Mine-used bolter is the main equipment to solve the imbalance of excavation and anchor in well mining, and the manipulator is the main working mechanism of mine bolt drilling rig. The manipulator positioning requires high rapidity and stability. For this reason, this paper proposes a composite control method of “input shaping + fractional order control”. According to the mathematical model of the valve-controlled cylinder, the fractional-order controller is developed. At the same time, the input shaping is used to feed forward the accurate positioning and path planning of the manipulator, which not only improves the robustness of the system, but also shortens the stability time of the system and restrains the maximum amplitude of the system vibration. In this paper, the control effects of fractional order controller and integer order controller are compared.

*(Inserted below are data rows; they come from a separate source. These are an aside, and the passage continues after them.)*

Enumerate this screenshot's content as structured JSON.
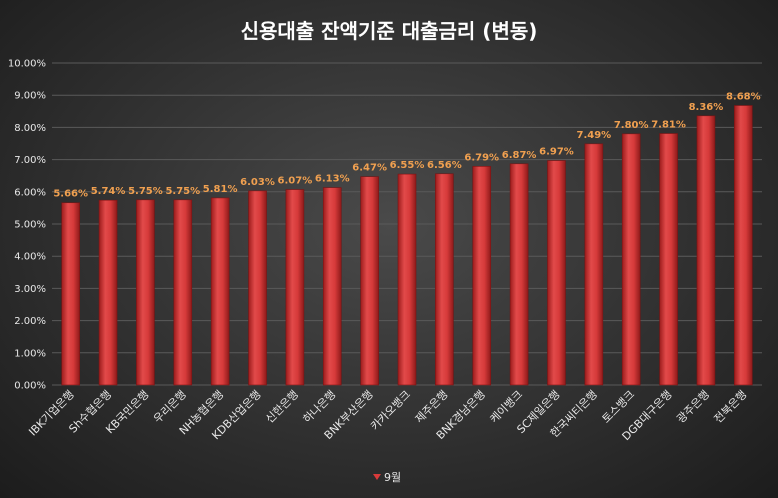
{
  "chart_data": {
    "type": "bar",
    "title": "신용대출 잔액기준 대출금리 (변동)",
    "categories": [
      "IBK기업은행",
      "Sh수협은행",
      "KB국민은행",
      "우리은행",
      "NH농협은행",
      "KDB산업은행",
      "신한은행",
      "하나은행",
      "BNK부산은행",
      "카카오뱅크",
      "제주은행",
      "BNK경남은행",
      "케이뱅크",
      "SC제일은행",
      "한국씨티은행",
      "토스뱅크",
      "DGB대구은행",
      "광주은행",
      "전북은행"
    ],
    "series": [
      {
        "name": "9월",
        "values": [
          5.66,
          5.74,
          5.75,
          5.75,
          5.81,
          6.03,
          6.07,
          6.13,
          6.47,
          6.55,
          6.56,
          6.79,
          6.87,
          6.97,
          7.49,
          7.8,
          7.81,
          8.36,
          8.68
        ]
      }
    ],
    "data_labels": [
      "5.66%",
      "5.74%",
      "5.75%",
      "5.75%",
      "5.81%",
      "6.03%",
      "6.07%",
      "6.13%",
      "6.47%",
      "6.55%",
      "6.56%",
      "6.79%",
      "6.87%",
      "6.97%",
      "7.49%",
      "7.80%",
      "7.81%",
      "8.36%",
      "8.68%"
    ],
    "y_ticks": [
      "0.00%",
      "1.00%",
      "2.00%",
      "3.00%",
      "4.00%",
      "5.00%",
      "6.00%",
      "7.00%",
      "8.00%",
      "9.00%",
      "10.00%"
    ],
    "ylim": [
      0,
      10
    ],
    "grid": true,
    "legend": "bottom",
    "colors": {
      "bar": "#d93a3a",
      "bar_dark": "#a01e1e",
      "label": "#f0a050"
    }
  }
}
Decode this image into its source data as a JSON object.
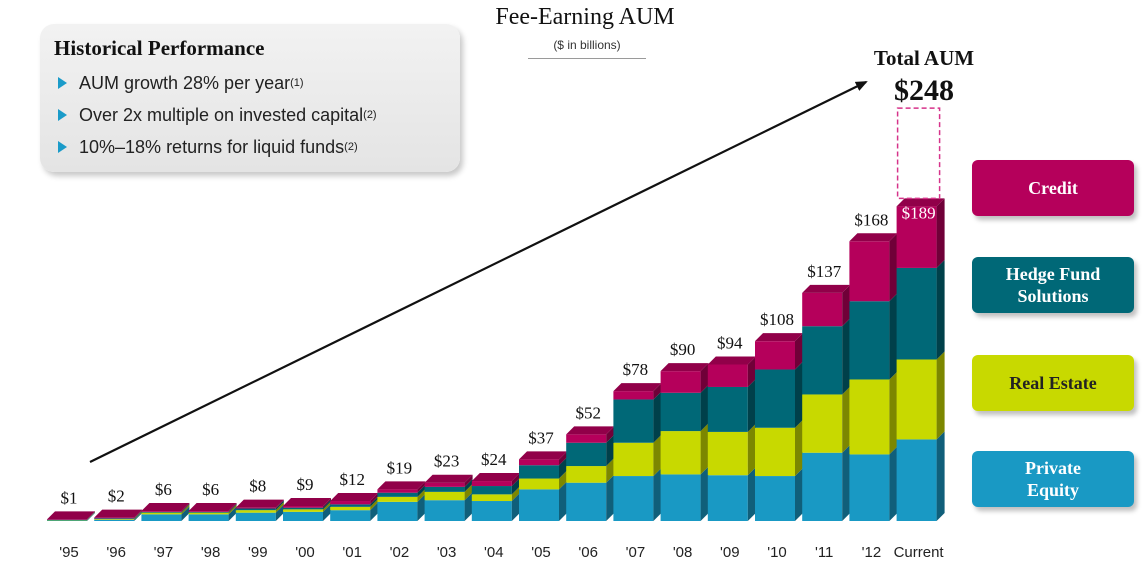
{
  "header": {
    "title": "Fee-Earning AUM",
    "subtitle": "($ in billions)"
  },
  "performance": {
    "title": "Historical Performance",
    "items": [
      {
        "text": "AUM growth 28% per year",
        "note": "(1)"
      },
      {
        "text": "Over 2x multiple on invested capital",
        "note": "(2)"
      },
      {
        "text": "10%–18% returns for liquid funds",
        "note": "(2)"
      }
    ]
  },
  "total": {
    "label": "Total AUM",
    "value": "$248"
  },
  "legend": {
    "items": [
      {
        "label": "Credit",
        "color": "#b5005b",
        "text_color": "#ffffff"
      },
      {
        "label": "Hedge Fund Solutions",
        "color": "#006877",
        "text_color": "#ffffff"
      },
      {
        "label": "Real Estate",
        "color": "#c8d900",
        "text_color": "#222222"
      },
      {
        "label": "Private Equity",
        "color": "#1999c4",
        "text_color": "#ffffff"
      }
    ]
  },
  "chart_data": {
    "type": "bar",
    "stacked": true,
    "categories": [
      "'95",
      "'96",
      "'97",
      "'98",
      "'99",
      "'00",
      "'01",
      "'02",
      "'03",
      "'04",
      "'05",
      "'06",
      "'07",
      "'08",
      "'09",
      "'10",
      "'11",
      "'12",
      "Current"
    ],
    "totals": [
      1,
      2,
      6,
      6,
      8,
      9,
      12,
      19,
      23,
      24,
      37,
      52,
      78,
      90,
      94,
      108,
      137,
      168,
      189
    ],
    "total_labels": [
      "$1",
      "$2",
      "$6",
      "$6",
      "$8",
      "$9",
      "$12",
      "$19",
      "$23",
      "$24",
      "$37",
      "$52",
      "$78",
      "$90",
      "$94",
      "$108",
      "$137",
      "$168",
      "$189"
    ],
    "series": [
      {
        "name": "Private Equity",
        "color": "#1999c4",
        "values": [
          0.4,
          0.8,
          4.0,
          4.0,
          5.0,
          5.5,
          6.5,
          11.5,
          12.5,
          12.0,
          19.0,
          23.0,
          27.0,
          28.0,
          27.5,
          27.0,
          41.0,
          40.0,
          49.0
        ]
      },
      {
        "name": "Real Estate",
        "color": "#c8d900",
        "values": [
          0.2,
          0.4,
          1.0,
          1.0,
          1.5,
          1.5,
          2.0,
          3.0,
          5.0,
          4.0,
          6.5,
          10.0,
          20.0,
          26.0,
          26.0,
          29.0,
          35.0,
          45.0,
          48.0
        ]
      },
      {
        "name": "Hedge Fund Solutions",
        "color": "#006877",
        "values": [
          0.2,
          0.4,
          0.5,
          0.5,
          1.0,
          1.0,
          1.5,
          2.5,
          3.0,
          5.0,
          8.0,
          14.0,
          26.0,
          23.0,
          27.0,
          35.0,
          41.0,
          47.0,
          55.0
        ]
      },
      {
        "name": "Credit",
        "color": "#b5005b",
        "values": [
          0.2,
          0.4,
          0.5,
          0.5,
          0.5,
          1.0,
          2.0,
          2.0,
          2.5,
          3.0,
          3.5,
          5.0,
          5.0,
          13.0,
          13.5,
          17.0,
          20.0,
          36.0,
          37.0
        ]
      }
    ],
    "total_aum_value": 248,
    "ylim": [
      0,
      255
    ]
  }
}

The results show that the maximum amplitude of the control system is reduced by 75% and the stabilization time is reduced by 60% after using the fractional order controller, which fully reflects the superiority of the fractional order controller in response speed, adjusting time, and steady-state accuracy. Finally, the control effects of “input shaping + fractional order control” and fractional order controller on the stability of the system are compared. The maximum amplitude of the system was reduced by 50% by using “input shaping + fractional order control”. Numerical simulation confirms the feasibility and effectiveness of the composite control method. This composite control method provides theoretical support for the precise positioning of the manipulator, and the high stability and high safety of the manipulator also expand the application scope and depth of the composite control method.